Seguiram-se daí longas discussões, envolvendo tanto a área médica quanto a jurídica, ao se levantar a questão da atribuição de responsabilidade ao criminoso. Como julgá-lo, se ele é vítima de uma “ação instintiva irresistível”, não tendo domínio sobre sua própria vontade ou razão?

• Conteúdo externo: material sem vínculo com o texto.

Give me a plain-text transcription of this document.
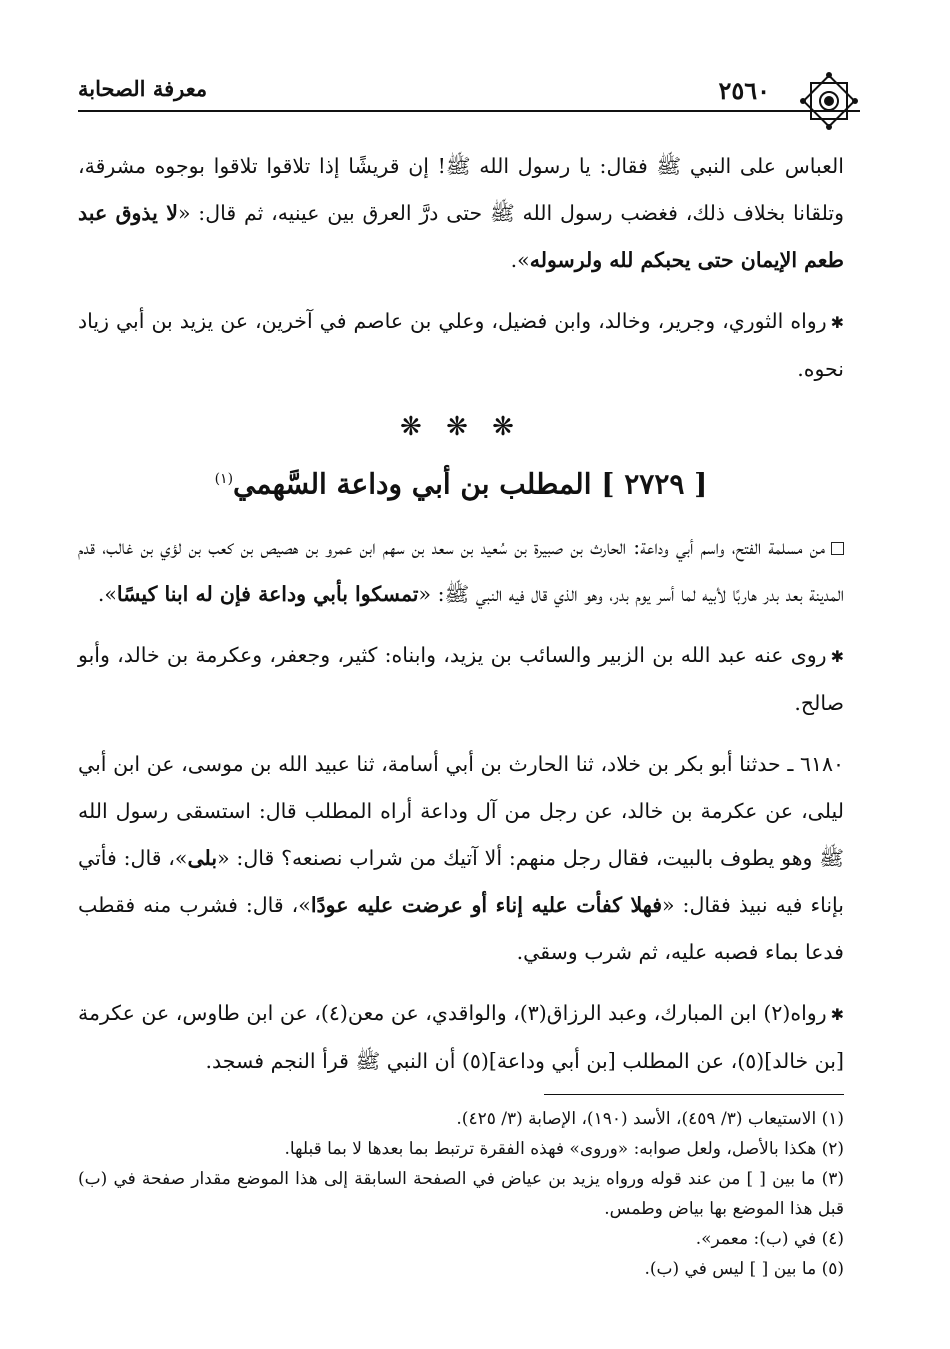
٢٥٦٠
معرفة الصحابة

العباس على النبي ﷺ فقال: يا رسول الله ﷺ! إن قريشًا إذا تلاقوا تلاقوا بوجوه مشرقة، وتلقانا بخلاف ذلك، فغضب رسول الله ﷺ حتى درَّ العرق بين عينيه، ثم قال: «لا يذوق عبد طعم الإيمان حتى يحبكم لله ولرسوله».

✱رواه الثوري، وجرير، وخالد، وابن فضيل، وعلي بن عاصم في آخرين، عن يزيد بن أبي زياد نحوه.

❋ ❋ ❋
[ ٢٧٢٩ ] المطلب بن أبي وداعة السَّهمي$^{(١)}$

من مسلمة الفتح، واسم أبي وداعة: الحارث بن صبيرة بن سُعيد بن سعد بن سهم ابن عمرو بن هصيص بن كعب بن لؤي بن غالب، قدم المدينة بعد بدر هاربًا لأبيه لما أسر يوم بدر، وهو الذي قال فيه النبي ﷺ: «تمسكوا بأبي وداعة فإن له ابنا كيسًا».

✱روى عنه عبد الله بن الزبير والسائب بن يزيد، وابناه: كثير، وجعفر، وعكرمة بن خالد، وأبو صالح.

٦١٨٠ ـ حدثنا أبو بكر بن خلاد، ثنا الحارث بن أبي أسامة، ثنا عبيد الله بن موسى، عن ابن أبي ليلى، عن عكرمة بن خالد، عن رجل من آل وداعة أراه المطلب قال: استسقى رسول الله ﷺ وهو يطوف بالبيت، فقال رجل منهم: ألا آتيك من شراب نصنعه؟ قال: «بلى»، قال: فأتي بإناء فيه نبيذ فقال: «فهلا كفأت عليه إناء أو عرضت عليه عودًا»، قال: فشرب منه فقطب فدعا بماء فصبه عليه، ثم شرب وسقي.

✱رواه(٢) ابن المبارك، وعبد الرزاق(٣)، والواقدي، عن معن(٤)، عن ابن طاوس، عن عكرمة [بن خالد](٥)، عن المطلب [بن أبي وداعة](٥) أن النبي ﷺ قرأ النجم فسجد.

(١) الاستيعاب (٣/ ٤٥٩)، الأسد (١٩٠)، الإصابة (٣/ ٤٢٥).
(٢) هكذا بالأصل، ولعل صوابه: «وروى» فهذه الفقرة ترتبط بما بعدها لا بما قبلها.
(٣) ما بين [ ] من عند قوله ورواه يزيد بن عياض في الصفحة السابقة إلى هذا الموضع مقدار صفحة في (ب) قبل هذا الموضع بها بياض وطمس.
(٤) في (ب): معمر».
(٥) ما بين [ ] ليس في (ب).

Uma retomada histórica dos caminhos por onde passou a elaboração do saber psicopatológico atual, por meio de textos clássicos, como este de Esquirol – “Da lipemania ou melancolia” – permite-nos um contato com o quadro de sintomas, tal como as cuidadosas descrições da psiquiatria clássica nos apresentam, o que hoje nos é barrado pela farmacologia. É um mergulho profundo no mundo da loucura, onde havia poucas esperanças de um retorno sem conseqüências.

Este texto expressa claramente o pensamento de Esquirol e sua prática clínica.

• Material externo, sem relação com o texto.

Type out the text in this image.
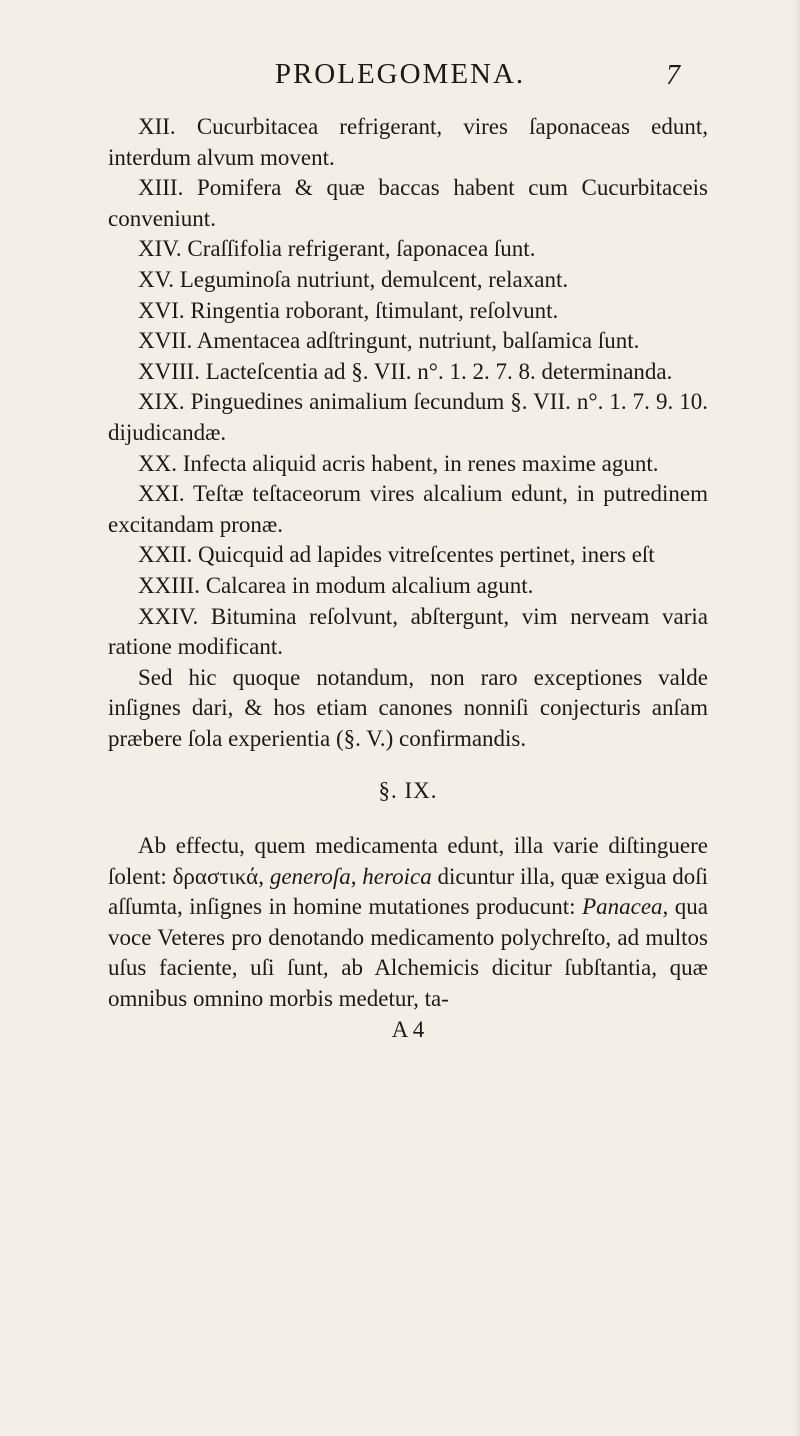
PROLEGOMENA.	7

XII. Cucurbitacea refrigerant, vires ſaponaceas edunt, interdum alvum movent.

XIII. Pomifera & quæ baccas habent cum Cucurbitaceis conveniunt.

XIV. Craſſifolia refrigerant, ſaponacea ſunt.

XV. Leguminoſa nutriunt, demulcent, relaxant.

XVI. Ringentia roborant, ſtimulant, reſolvunt.

XVII. Amentacea adſtringunt, nutriunt, balſamica ſunt.

XVIII. Lacteſcentia ad §. VII. n°. 1. 2. 7. 8. determinanda.

XIX. Pinguedines animalium ſecundum §. VII. n°. 1. 7. 9. 10. dijudicandæ.

XX. Infecta aliquid acris habent, in renes maxime agunt.

XXI. Teſtæ teſtaceorum vires alcalium edunt, in putredinem excitandam pronæ.

XXII. Quicquid ad lapides vitreſcentes pertinet, iners eſt

XXIII. Calcarea in modum alcalium agunt.

XXIV. Bitumina reſolvunt, abſtergunt, vim nerveam varia ratione modificant.

Sed hic quoque notandum, non raro exceptiones valde inſignes dari, & hos etiam canones nonniſi conjecturis anſam præbere ſola experientia (§. V.) confirmandis.

§. IX.

Ab effectu, quem medicamenta edunt, illa varie diſtinguere ſolent: δραστικά, generoſa, heroica dicuntur illa, quæ exigua doſi aſſumta, inſignes in homine mutationes producunt: Panacea, qua voce Veteres pro denotando medicamento polychreſto, ad multos uſus faciente, uſi ſunt, ab Alchemicis dicitur ſubſtantia, quæ omnibus omnino morbis medetur, ta-

A 4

E temos além disso, indiretamente revelado, o diálogo que a psiquiatria empreendeu não apenas no interior de sua especificidade no campo das ciências médicas, mas também com a psicanálise, a filosofia, a sociologia, a antropologia, buscando divergências e convergências de opiniões que ao longo desses anos têm retornado à cena do diálogo.

Referências

BERCHERIE, P. Histoire et structure du savoir psychiatrique – les fondements de la clinique I. Paris: Ed. Universitaires, 1991.

FOUCAULT, M. História da loucura. São Paulo: Perspectiva, 1978.

PESSOTTI, I. A loucura e as épocas. Rio de Janeiro: Editora 34, 1994.

POSTEL, J. & QUETEL, C. Nouvelle histoire de la psychiatrie. Toulouse: Privat, 1983.